Member of the National Assembly
- In office January 1995 – 7 May 2019

Personal details
- Born: Donald Mlindwa Gumede 30 August 1950 (age 75)
- Citizenship: South Africa
- Party: African National Congress
- Relations: Archie Gumede (father); Josiah Gumede (grandfather);
- Alma mater: University of the Western Cape

= Donald Gumede =

South African politician (born 1950)

Donald Mlindwa Gumede (born 30 August 1950) is a South African politician who represented the African National Congress (ANC) in the National Assembly from 1995 to 2019. He was active in the anti-apartheid movement and trade union movement during apartheid.

== Early life and activism ==
Born on 30 August 1950, Gumede is the son of Archie Gumede and the grandson of Josiah Gumede, both ANC stalwarts. He was involved in anti-apartheid activism through the United Democratic Front in the 1980s and was a founding member of the Congress of South African Trade Unions.
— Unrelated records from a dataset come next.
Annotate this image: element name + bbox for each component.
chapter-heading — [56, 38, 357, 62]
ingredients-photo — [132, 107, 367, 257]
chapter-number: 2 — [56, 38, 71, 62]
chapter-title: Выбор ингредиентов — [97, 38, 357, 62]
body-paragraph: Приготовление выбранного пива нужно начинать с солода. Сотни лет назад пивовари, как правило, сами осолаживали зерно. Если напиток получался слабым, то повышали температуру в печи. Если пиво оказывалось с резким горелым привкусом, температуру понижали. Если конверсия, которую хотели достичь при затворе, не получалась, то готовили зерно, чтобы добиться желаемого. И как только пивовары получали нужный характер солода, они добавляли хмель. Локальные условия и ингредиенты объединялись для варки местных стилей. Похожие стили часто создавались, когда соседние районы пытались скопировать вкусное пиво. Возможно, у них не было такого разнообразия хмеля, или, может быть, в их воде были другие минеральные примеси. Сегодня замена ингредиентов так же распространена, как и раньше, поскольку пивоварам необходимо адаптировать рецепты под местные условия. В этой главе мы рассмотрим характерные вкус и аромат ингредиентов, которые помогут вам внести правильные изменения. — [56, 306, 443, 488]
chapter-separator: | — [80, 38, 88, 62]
He holds a Bachelor's degree from the University of the Western Cape.

== Legislative career ==
Gumede joined the National Assembly in early 1995, filling a casual vacancy. He was elected to a full term in the assembly in the 1999 general election and thereafter served four terms in his seat, gaining re-election in 2004, 2009, 2014. Initially listed on the ANC's national party, he represented the KwaZulu-Natal constituency during his last two terms in the assembly.